Wednesday, 17 December 2014: 1:55 PM
Falko Turner, Liping Zhu, Qingfeng Ma, Ping Peng and Xinmiao Lü, ITP Institute of Tibetan Plateau Research, Chinese Academy of Sciences, Beijing, China
It has been a long-time goal of palynologists to obtain additionally palaeoenvironmental information by the study of Quaternary non-pollen-palynomorphs (NPPs) in pollen slides. As a group of NPPs, subfossil remains of green algae of the genus Pediastrum (fam. Hydrodictyaceae) are frequently found in lake sediments and withstand the palynological standard preparation methods. Determination of Pediastrum taxa to subspecies level is relatively easy with a standard light microscope. Very few studies, however, have used them as palaeolimnological indicators and the knowledge on recent distribution and ecology of many taxa is limited. Introducing new data from Northwestern Europe and the Tibetan Plateau, we show that analysis of subfossil Pediastrum assemblages can reveal valuable information on limnological and climate parameters.
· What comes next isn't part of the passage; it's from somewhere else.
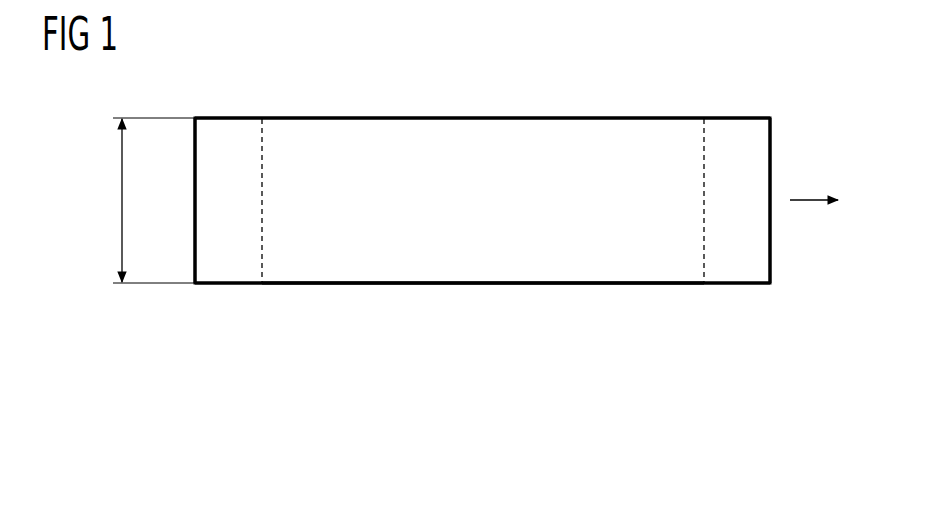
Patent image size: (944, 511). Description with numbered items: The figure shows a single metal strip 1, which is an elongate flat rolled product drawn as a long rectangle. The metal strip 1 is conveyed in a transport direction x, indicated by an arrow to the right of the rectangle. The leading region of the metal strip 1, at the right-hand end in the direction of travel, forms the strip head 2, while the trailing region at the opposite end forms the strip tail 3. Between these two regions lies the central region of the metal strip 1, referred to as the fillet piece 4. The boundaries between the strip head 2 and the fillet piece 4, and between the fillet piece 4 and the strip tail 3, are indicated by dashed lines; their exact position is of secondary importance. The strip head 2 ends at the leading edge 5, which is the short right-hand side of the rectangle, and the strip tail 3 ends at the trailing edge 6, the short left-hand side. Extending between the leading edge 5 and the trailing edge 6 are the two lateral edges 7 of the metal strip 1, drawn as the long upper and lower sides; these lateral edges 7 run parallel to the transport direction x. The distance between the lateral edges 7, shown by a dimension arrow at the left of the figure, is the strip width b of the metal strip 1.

Shifts in taxonomic composition of Pediastrum assemblages from lake sediments in northern Germany are shown to strongly reflect the Northern Atlantic Late Glacial climate oscillations. In contrast to previous studies that recognized trophic state as the main driver of change in Pediastrum species composition, we identify climate shifts and related factors as the major drivers of community change. Water depth and trophic state probably acted as secondary factors only. Ongoing research compares the composition of Pediastrum assemblages in surface sediments of Tibetan lakes to environmental variables. While Pediastrum algae are shown to be a part of phytoplankton communities in freshwater to mesosaline lakes, shifts in species composition along the salinity gradient indicate the possible use of the algae group as palaeobioindicator for past humidity changes on the Tibetan Plateau. Additionally, investigations on the relation between water depth and the Pediastrum species composition in lake Taro Co (4575 m asl.) are presented. Our results suggest this algae group has great potential for enabling environmental inferences.